Old Friends, New Adventures, Salty Dogs

No matter how grown up and mature I think I’ve become, all it takes is the company of a good old friend to make me laugh until I cry and act goofy like a child. Thank you, Bethany! In the morning, I headed two stops on the Yamanote line to Shinjuku to meet two friends I’d shared my first summer in Japan with. I was pleasantly surprised at the relative (I mean relative!!) coolness of the air and the gray haze that covered the sky. A small and unexpected delight.


Shibuya was a-bustlin’ as usual, yet my train was not that crowded. Shinjuku station, however, was another story, but with Phish playing sweetly in my ears I navigated the crowds of seemingly directionless people and headed toward the south gate. No sooner did I scan my Suica card (train pass) when I was hug-tackled from behind!
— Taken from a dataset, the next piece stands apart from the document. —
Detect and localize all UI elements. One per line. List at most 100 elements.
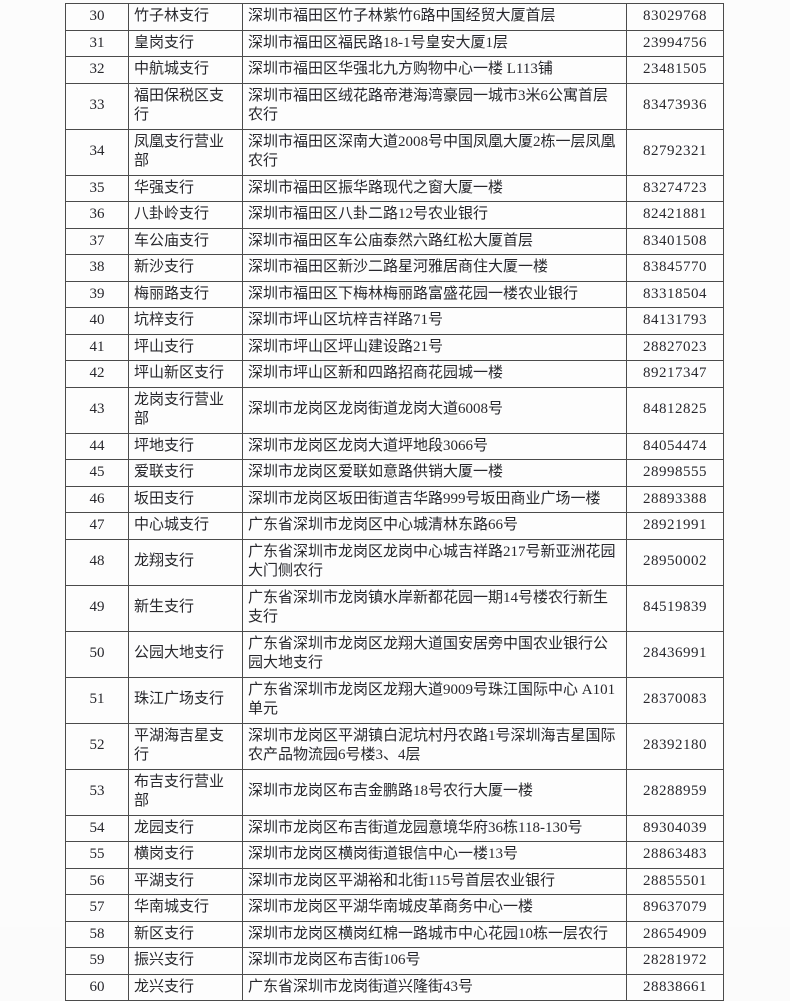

Thank god I recognized the face – Bethany! Unfortunately now my train pass had been scanned but I had not advanced through the corral-like gate, so we had the pleasure of mucking our way through the service line and explaining as best we could what happened. I don’t think the woman behind the counter in the conductor hat and fresh-pressed uniform really “got it” but she waved us through anyway. Eri’s luminous presence found us shortly thereafter and we all embraced and smiled, so happy!


We had an excellent lunch of washoku (Japanese food), various set lunches. I ordered what we thought was fried tofu and the “healthy Japanese-style pork,” which came with a 16 grain rice mix and miso soup with inari (deep fried tofu strips). While delicious (see pictures!), I’m not sure how healthy it was after all: the fried tofu ended up being kind of like deep fried meatloaf. Topped with spicy mustard and a drizzle of thick, sweet ginger sauce, however, it was quite tasty.


Several hours of browsing/shopping in Shinjuku later, including a trip down camera alley into one of the massive five-storey electronic stores and a quick tour of Shinjuku station’s ridiculously overpriced mall floors (e.g. a cute but relatively simple headband for 12800 yen [about $136]!), and I was ready to go back to Shibuya. Nan-to-naku (“for some reason”), I really prefer Shibuya to Shinjuku. It feels more manageable and homey (well, as much as a metropolitan cluster f#%k of its scope can I suppose).


Bethany and I rambled about, catching up (i.e. hearing about how hellish her salary-man job was this past year in Japan – when a boss takes your chairs away for not answering the phone standing up after the first ring it might be time to explore new job opportunities) and shopping around. We checked out a street art exhibit (mostly European and American artists) and played dress up in the tiny three story building-store Shu Shu. First floor knicky-knacky jewelry, second floor contemporary designs, third floor vintage (lots of French designs) – my new favorite Shibuya haunt.


As the sun’s reflections on metal and glass descended westward, my inclination to drink a salty dog (vodka grapefruit with salted rim) grew stronger, so we headed to fifth floor izakaya for some bites and cocktails.


Wan is an Edo-period (16th-18thc) themed chain of izakayas. I suppose would be the equivalent of Applebees in the States. I came to love the place last summer. In fact, the comparison is pretty weak when you how much better Japanese restaurants are in general. We were led through a maze of corridors lined with small, enclosed rooms. You sit on the floor and push a button to send for service. Someone comes in about five seconds. Bethany drank a sweet apricot cocktail with an apricot-filled ice straw first, then moved to a fruity sour drink.Cold tofu with goma (sesame) sauce, raw tuna with onion and splash of cream topping crispy garlic toasts, chicken meatball with soft boiled egg…filled my belly to capacity, which wasn't much at this point. As it were, the heat and humidity over here really does a number on your appetite and general sense of well-being. They call it natsu-bate (“summer fatigue”) and it’s no joke. A long sunset walk through winding streets helped abate that hakike (nauseous) feeling, however.


Wine with Brian and Jean capped off a full day and secured my ticket to dreamland. (Okay, truth be told, I watched some of the latest Harry Potter with them – perhaps that did it?).